Ironically, however, the growing intensity of digital remediation and back-channel dialogue that have become a much-discussed trend in the digital Humanities–“conference hacking,” if you will–were not much in evidence at NASSR (held at a hotel with free wireless, no less). I could find only one other delegate, Katherine D. Harris, who was tweeting the proceedings. The listserv seemed dormant during the event, although it has circulated some well-deserved kudos to the organizers since (which I enthusiastically echo); similarly quiet during the event was the NASSR grad students’ blog, which now has some post-game commentary. I was alerted to a Facebook page for Romantics scholars, where some delegates have shared remarks and reviews. There may well have been more digital mediating of a conference whose theme so clearly invited it, and maybe I just wasn’t picking up the right channels.

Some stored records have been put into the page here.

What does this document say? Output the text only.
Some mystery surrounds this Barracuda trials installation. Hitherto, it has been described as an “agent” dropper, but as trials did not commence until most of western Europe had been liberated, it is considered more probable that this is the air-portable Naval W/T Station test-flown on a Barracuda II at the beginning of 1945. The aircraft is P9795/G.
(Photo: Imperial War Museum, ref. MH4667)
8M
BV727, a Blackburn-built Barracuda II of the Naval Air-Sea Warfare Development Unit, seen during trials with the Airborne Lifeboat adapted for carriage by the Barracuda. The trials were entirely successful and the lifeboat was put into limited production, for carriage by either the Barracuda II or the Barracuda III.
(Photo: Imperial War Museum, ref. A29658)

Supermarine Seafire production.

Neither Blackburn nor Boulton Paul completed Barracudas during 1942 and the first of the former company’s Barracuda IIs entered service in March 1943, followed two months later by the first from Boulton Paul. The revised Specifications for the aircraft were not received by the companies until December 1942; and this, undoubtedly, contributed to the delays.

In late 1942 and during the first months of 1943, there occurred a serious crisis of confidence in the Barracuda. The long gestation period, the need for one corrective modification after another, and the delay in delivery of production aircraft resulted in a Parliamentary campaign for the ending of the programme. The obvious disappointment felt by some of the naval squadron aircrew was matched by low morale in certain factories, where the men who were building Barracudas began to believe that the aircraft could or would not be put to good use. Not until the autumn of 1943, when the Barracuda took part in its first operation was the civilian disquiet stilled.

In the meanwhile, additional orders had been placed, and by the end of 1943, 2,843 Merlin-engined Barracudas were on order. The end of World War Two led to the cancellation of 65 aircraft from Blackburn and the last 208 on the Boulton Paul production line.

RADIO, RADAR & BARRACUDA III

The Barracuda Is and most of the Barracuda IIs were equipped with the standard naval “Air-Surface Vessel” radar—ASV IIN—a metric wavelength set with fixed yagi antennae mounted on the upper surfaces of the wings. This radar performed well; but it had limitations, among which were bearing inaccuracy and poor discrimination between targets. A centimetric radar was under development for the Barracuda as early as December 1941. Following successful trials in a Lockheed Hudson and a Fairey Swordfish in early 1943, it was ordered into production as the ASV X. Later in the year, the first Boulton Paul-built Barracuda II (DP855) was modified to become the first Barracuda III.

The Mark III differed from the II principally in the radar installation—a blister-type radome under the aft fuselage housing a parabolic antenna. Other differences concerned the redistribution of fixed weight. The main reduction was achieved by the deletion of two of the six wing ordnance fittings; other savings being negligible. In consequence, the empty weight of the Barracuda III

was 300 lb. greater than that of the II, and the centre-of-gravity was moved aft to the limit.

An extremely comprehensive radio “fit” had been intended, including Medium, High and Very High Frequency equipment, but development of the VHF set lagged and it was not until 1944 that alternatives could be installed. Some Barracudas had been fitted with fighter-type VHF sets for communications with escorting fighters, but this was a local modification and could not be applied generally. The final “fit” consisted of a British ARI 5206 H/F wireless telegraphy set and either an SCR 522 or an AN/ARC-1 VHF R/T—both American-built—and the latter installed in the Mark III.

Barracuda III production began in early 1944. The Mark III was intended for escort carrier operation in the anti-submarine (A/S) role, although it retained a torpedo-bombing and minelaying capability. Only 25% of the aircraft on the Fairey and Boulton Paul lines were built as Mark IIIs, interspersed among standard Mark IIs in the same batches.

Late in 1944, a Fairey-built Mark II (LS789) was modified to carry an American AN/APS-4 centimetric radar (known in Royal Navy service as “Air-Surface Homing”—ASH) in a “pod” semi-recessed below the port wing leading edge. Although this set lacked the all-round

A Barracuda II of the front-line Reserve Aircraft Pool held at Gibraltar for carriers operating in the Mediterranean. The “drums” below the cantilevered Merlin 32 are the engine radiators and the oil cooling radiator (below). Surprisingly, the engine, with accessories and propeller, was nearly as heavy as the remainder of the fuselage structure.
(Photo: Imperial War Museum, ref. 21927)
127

And I could have been doing more, for my own part: I could have posted my suggested hash-tag on the listserv; I could have made time for more than tweeting, which admittedly has its limits for encapsulating conceptual complexity. (After all, it’s only now that I’ve found the time to share my own reflections on the event in detail.) I suppose I was just expecting more of the “remediating,” real-time back channel with which Twitter has become so good at supplying (supplementing?) other conferences like the MLA convention.

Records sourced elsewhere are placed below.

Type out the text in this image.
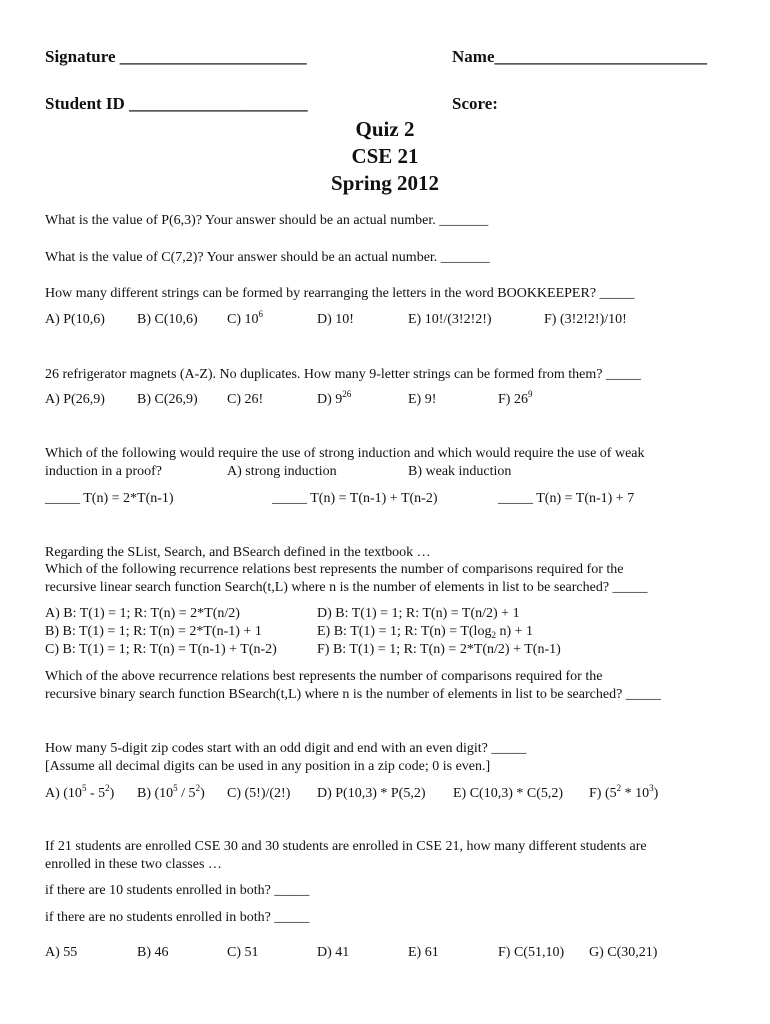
Signature ______________________	Name_________________________
Student ID _____________________	Score:
Quiz 2
CSE 21
Spring 2012
What is the value of P(6,3)? Your answer should be an actual number. _______
What is the value of C(7,2)? Your answer should be an actual number. _______
How many different strings can be formed by rearranging the letters in the word BOOKKEEPER? _____
A) P(10,6) B) C(10,6) C) $10^6$	D) 10!	E) 10!/(3!2!2!)	F) (3!2!2!)/10!
26 refrigerator magnets (A-Z). No duplicates. How many 9-letter strings can be formed from them? _____
A) P(26,9) B) C(26,9) C) 26!	D) $9^{26}$	E) 9!	F) $26^9$
Which of the following would require the use of strong induction and which would require the use of weak
induction in a proof?	A) strong induction	B) weak induction
_____ T(n) = 2*T(n-1)	_____ T(n) = T(n-1) + T(n-2)	_____ T(n) = T(n-1) + 7
Regarding the SList, Search, and BSearch defined in the textbook …
Which of the following recurrence relations best represents the number of comparisons required for the
recursive linear search function Search(t,L) where n is the number of elements in list to be searched? _____
A) B: T(1) = 1; R: T(n) = 2*T(n/2)
B) B: T(1) = 1; R: T(n) = 2*T(n-1) + 1
C) B: T(1) = 1; R: T(n) = T(n-1) + T(n-2)
D) B: T(1) = 1; R: T(n) = T(n/2) + 1
E) B: T(1) = 1; R: $T(n) = T(\log_2$ n) + 1
F) B: T(1) = 1; R: T(n) = 2*T(n/2) + T(n-1)
Which of the above recurrence relations best represents the number of comparisons required for the
recursive binary search function BSearch(t,L) where n is the number of elements in list to be searched? _____
How many 5-digit zip codes start with an odd digit and end with an even digit? _____
[Assume all decimal digits can be used in any position in a zip code; 0 is even.]
A) $(10^5 - 5^2)$ B) $(10^5 / 5^2)$ C) (5!)/(2!) D) P(10,3) * P(5,2) E) C(10,3) * C(5,2) F) $(5^2 * 10^3)$
If 21 students are enrolled CSE 30 and 30 students are enrolled in CSE 21, how many different students are
enrolled in these two classes …
if there are 10 students enrolled in both? _____
if there are no students enrolled in both? _____
A) 55	B) 46	C) 51	D) 41	E) 61	F) C(51,10) G) C(30,21)
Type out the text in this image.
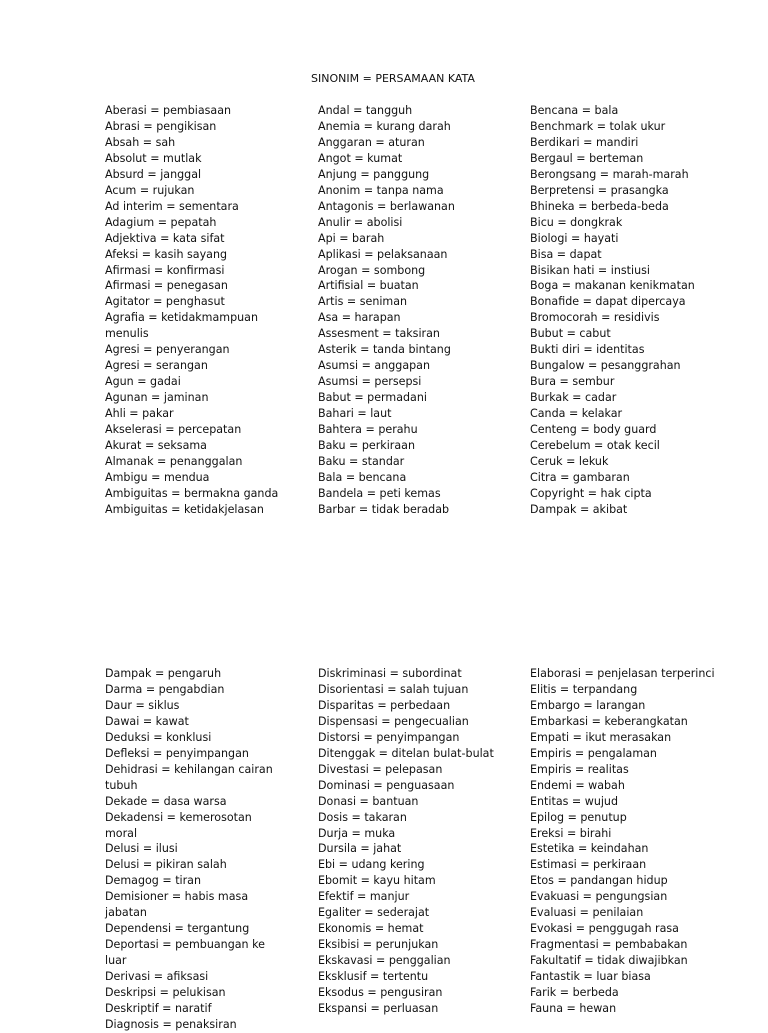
SINONIM = PERSAMAAN KATA
Aberasi = pembiasaan
Abrasi = pengikisan
Absah = sah
Absolut = mutlak
Absurd = janggal
Acum = rujukan
Ad interim = sementara
Adagium = pepatah
Adjektiva = kata sifat
Afeksi = kasih sayang
Afirmasi = konfirmasi
Afirmasi = penegasan
Agitator = penghasut
Agrafia = ketidakmampuan menulis
Agresi = penyerangan
Agresi = serangan
Agun = gadai
Agunan = jaminan
Ahli = pakar
Akselerasi = percepatan
Akurat = seksama
Almanak = penanggalan
Ambigu = mendua
Ambiguitas = bermakna ganda
Ambiguitas = ketidakjelasan
Andal = tangguh
Anemia = kurang darah
Anggaran = aturan
Angot = kumat
Anjung = panggung
Anonim = tanpa nama
Antagonis = berlawanan
Anulir = abolisi
Api = barah
Aplikasi = pelaksanaan
Arogan = sombong
Artifisial = buatan
Artis = seniman
Asa = harapan
Assesment = taksiran
Asterik = tanda bintang
Asumsi = anggapan
Asumsi = persepsi
Babut = permadani
Bahari = laut
Bahtera = perahu
Baku = perkiraan
Baku = standar
Bala = bencana
Bandela = peti kemas
Barbar = tidak beradab
Bencana = bala
Benchmark = tolak ukur
Berdikari = mandiri
Bergaul = berteman
Berongsang = marah-marah
Berpretensi = prasangka
Bhineka = berbeda-beda
Bicu = dongkrak
Biologi = hayati
Bisa = dapat
Bisikan hati = instiusi
Boga = makanan kenikmatan
Bonafide = dapat dipercaya
Bromocorah = residivis
Bubut = cabut
Bukti diri = identitas
Bungalow = pesanggrahan
Bura = sembur
Burkak = cadar
Canda = kelakar
Centeng = body guard
Cerebelum = otak kecil
Ceruk = lekuk
Citra = gambaran
Copyright = hak cipta
Dampak = akibat
Dampak = pengaruh
Darma = pengabdian
Daur = siklus
Dawai = kawat
Deduksi = konklusi
Defleksi = penyimpangan
Dehidrasi = kehilangan cairan tubuh
Dekade = dasa warsa
Dekadensi = kemerosotan moral
Delusi = ilusi
Delusi = pikiran salah
Demagog = tiran
Demisioner = habis masa jabatan
Dependensi = tergantung
Deportasi = pembuangan ke luar
Derivasi = afiksasi
Deskripsi = pelukisan
Deskriptif = naratif
Diagnosis = penaksiran
Diskriminasi = subordinat
Disorientasi = salah tujuan
Disparitas = perbedaan
Dispensasi = pengecualian
Distorsi = penyimpangan
Ditenggak = ditelan bulat-bulat
Divestasi = pelepasan
Dominasi = penguasaan
Donasi = bantuan
Dosis = takaran
Durja = muka
Dursila = jahat
Ebi = udang kering
Ebomit = kayu hitam
Efektif = manjur
Egaliter = sederajat
Ekonomis = hemat
Eksibisi = perunjukan
Ekskavasi = penggalian
Eksklusif = tertentu
Eksodus = pengusiran
Ekspansi = perluasan
Elaborasi = penjelasan terperinci
Elitis = terpandang
Embargo = larangan
Embarkasi = keberangkatan
Empati = ikut merasakan
Empiris = pengalaman
Empiris = realitas
Endemi = wabah
Entitas = wujud
Epilog = penutup
Ereksi = birahi
Estetika = keindahan
Estimasi = perkiraan
Etos = pandangan hidup
Evakuasi = pengungsian
Evaluasi = penilaian
Evokasi = penggugah rasa
Fragmentasi = pembabakan
Fakultatif = tidak diwajibkan
Fantastik = luar biasa
Farik = berbeda
Fauna = hewan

I’m not advocating more digital dialogue and mediation because it’s increasingly ubiquitous elsewhere, or just to appear tuned in and wired up (although there is a case to be made that publicly remediating debates over literary history and politics can help to change public perceptions about the stakes–or perceived lack thereof–in such fields). As shown by so many of the talks I attended in Vancouver; as shown by NASSR’s attention to media (from prior conference themes like techne and newness to systems like the listserv itself); and as shown by the wider field’s deep and diverse investments in new media (the Blake Archive, Romantic Circles, RaVoN): the discourse networks and media ecologies around 1800 have continued to shape and resonate with our experiences of discourse networks and media ecologies around 2000. So playing more extensively with the interface of hyper-mediated and immediate modes of communication and representation–playing, that is, with remediation in the performance scene of the conference–can shed new light on the ideologies and implications of media (both new and dead), and can transform the shape and tone of the conference as such, which is by no means a new medium, but one that can be not only compromised, but also (and at the same time) enriched and extended by the myriad forms and deployments of remediation.